Mit dem Johannistrieb Ende Juni erfolgt bei vielen Gehölzen der zweite Jahrestrieb. Dieser natürliche Vorgang sollte als Zeitpunkt genutzt werden. Sehr wichtig bei diesem Schnitt ist allerdings, dass die Schnittebene nicht die des Winterschnitts ist. Man lässt hierbei etwa ein Drittel der Treiblänge stehen.

Der Winterschnitt:

Hier ist der späte Winterschnitt etwa Ende Februar, bevor die Schnittstellen durch den wieder einsetzenden Saftstrom im Frühjahr bluten, zu empfehlen. Der Schnitt orientiert sich dabei an den Maßen, die diese Hecke ständig behalten soll, nachdem sie die gewünschte Höhe erreicht hat. In diesem scharfgeschnittenen Zustand bleibt die Hecke bis zum Neuaustrieb im Mai.

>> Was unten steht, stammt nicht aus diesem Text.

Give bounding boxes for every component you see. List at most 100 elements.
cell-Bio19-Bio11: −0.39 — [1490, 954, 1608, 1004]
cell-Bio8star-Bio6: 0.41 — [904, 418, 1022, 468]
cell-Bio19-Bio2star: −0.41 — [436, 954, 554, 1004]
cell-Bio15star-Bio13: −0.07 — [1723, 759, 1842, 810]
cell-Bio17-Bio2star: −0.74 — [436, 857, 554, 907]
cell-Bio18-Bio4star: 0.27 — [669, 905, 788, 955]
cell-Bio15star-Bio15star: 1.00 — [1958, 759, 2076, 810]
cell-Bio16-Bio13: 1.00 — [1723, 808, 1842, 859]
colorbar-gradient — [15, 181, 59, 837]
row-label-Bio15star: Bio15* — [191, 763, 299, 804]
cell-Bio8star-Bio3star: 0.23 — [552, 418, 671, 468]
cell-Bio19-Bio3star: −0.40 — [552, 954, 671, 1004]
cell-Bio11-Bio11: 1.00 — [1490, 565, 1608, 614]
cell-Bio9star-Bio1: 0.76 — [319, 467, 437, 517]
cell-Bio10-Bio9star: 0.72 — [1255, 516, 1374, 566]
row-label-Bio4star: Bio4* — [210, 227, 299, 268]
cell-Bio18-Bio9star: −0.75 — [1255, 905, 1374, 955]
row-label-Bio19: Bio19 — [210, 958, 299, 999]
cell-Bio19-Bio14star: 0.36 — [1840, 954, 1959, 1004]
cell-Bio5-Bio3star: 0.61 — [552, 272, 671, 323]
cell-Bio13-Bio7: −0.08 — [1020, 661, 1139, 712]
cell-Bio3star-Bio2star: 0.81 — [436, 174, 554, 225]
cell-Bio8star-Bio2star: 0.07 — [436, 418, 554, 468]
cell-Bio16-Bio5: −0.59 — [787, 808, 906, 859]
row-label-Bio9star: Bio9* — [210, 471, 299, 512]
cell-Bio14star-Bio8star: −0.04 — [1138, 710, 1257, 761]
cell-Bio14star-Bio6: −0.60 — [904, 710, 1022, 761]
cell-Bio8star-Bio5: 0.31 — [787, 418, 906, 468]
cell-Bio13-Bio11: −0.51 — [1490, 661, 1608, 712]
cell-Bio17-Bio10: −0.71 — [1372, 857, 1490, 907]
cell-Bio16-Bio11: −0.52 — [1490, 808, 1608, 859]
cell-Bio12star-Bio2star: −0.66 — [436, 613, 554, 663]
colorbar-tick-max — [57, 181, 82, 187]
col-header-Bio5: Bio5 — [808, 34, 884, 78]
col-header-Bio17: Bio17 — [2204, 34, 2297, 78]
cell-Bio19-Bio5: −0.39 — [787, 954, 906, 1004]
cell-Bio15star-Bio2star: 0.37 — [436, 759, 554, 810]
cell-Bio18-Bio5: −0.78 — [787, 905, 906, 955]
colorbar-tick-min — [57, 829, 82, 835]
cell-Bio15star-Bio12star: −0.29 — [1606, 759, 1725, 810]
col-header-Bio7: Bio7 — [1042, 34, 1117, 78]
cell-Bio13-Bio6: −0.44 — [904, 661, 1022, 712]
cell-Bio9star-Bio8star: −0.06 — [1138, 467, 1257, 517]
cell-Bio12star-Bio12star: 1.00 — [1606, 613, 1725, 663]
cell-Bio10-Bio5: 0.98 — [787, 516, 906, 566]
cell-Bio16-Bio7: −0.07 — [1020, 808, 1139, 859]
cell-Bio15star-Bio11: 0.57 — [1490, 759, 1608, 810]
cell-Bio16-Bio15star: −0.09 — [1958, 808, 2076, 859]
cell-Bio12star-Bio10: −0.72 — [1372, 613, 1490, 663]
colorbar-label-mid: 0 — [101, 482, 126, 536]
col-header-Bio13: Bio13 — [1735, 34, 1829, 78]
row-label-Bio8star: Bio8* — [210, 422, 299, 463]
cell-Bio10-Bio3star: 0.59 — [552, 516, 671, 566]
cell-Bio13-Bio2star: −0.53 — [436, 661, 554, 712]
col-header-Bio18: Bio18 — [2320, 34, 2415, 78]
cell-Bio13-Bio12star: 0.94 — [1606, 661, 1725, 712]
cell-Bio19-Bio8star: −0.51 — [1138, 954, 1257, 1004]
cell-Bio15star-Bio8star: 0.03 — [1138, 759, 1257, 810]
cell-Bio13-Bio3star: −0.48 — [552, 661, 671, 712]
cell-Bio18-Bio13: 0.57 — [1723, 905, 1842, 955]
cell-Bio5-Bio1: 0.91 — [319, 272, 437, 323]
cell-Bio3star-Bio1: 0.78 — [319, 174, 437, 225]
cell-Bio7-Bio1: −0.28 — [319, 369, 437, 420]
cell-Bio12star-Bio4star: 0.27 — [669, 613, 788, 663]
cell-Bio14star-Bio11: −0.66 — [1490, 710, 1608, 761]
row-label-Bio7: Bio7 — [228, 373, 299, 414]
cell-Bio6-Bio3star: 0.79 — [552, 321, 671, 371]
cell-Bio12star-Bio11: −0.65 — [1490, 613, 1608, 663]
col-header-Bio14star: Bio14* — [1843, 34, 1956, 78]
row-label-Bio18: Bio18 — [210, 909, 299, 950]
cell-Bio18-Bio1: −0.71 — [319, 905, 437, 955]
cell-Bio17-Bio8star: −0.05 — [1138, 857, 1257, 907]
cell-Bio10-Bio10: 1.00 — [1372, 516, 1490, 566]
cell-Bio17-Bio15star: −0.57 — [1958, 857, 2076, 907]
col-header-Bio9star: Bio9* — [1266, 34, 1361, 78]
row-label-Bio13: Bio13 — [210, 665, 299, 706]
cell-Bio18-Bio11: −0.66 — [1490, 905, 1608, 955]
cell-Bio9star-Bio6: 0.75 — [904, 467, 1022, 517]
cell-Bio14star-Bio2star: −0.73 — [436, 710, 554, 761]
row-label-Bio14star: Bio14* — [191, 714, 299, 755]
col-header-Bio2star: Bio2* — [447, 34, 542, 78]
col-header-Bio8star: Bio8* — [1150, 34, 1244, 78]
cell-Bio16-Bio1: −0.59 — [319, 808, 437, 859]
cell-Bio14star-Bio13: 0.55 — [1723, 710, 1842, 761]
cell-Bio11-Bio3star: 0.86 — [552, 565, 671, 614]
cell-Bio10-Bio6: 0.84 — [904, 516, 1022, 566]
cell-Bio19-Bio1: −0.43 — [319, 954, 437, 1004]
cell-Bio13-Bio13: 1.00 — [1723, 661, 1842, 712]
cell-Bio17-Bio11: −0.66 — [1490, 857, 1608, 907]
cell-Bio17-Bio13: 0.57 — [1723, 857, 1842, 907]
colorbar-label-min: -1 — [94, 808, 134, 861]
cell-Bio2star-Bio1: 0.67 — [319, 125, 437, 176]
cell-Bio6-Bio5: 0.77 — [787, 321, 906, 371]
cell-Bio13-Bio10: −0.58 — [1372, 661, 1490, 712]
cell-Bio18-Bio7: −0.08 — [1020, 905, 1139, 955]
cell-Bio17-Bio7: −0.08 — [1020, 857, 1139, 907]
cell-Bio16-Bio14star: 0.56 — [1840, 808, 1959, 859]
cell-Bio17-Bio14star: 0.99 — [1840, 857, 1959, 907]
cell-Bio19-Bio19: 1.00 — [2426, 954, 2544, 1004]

Das Schnittprofil soll konisch sein. Um die Zweige im unteren Drittel einer Hecke genügend in den Saftstrom einzubinden, ist ein Anlauf von 10 % zu empfehlen. Bei einer Höhe von 1,50 m sind das auf jeder Seite 15 cm. Daraus ergibt sich eine untere Breite von 60 cm, wenn die Hecke oben 30 cm breit ist.

Bedingt durch eine Spitzenförderung, nicht nur bei Nadelgehölzen, muss das breitere Wachsen der Krone (Überbauen) verhindert werden. Eine zusätzliche Reduzierung des Kronenbereiches sollte vorgenommen werden.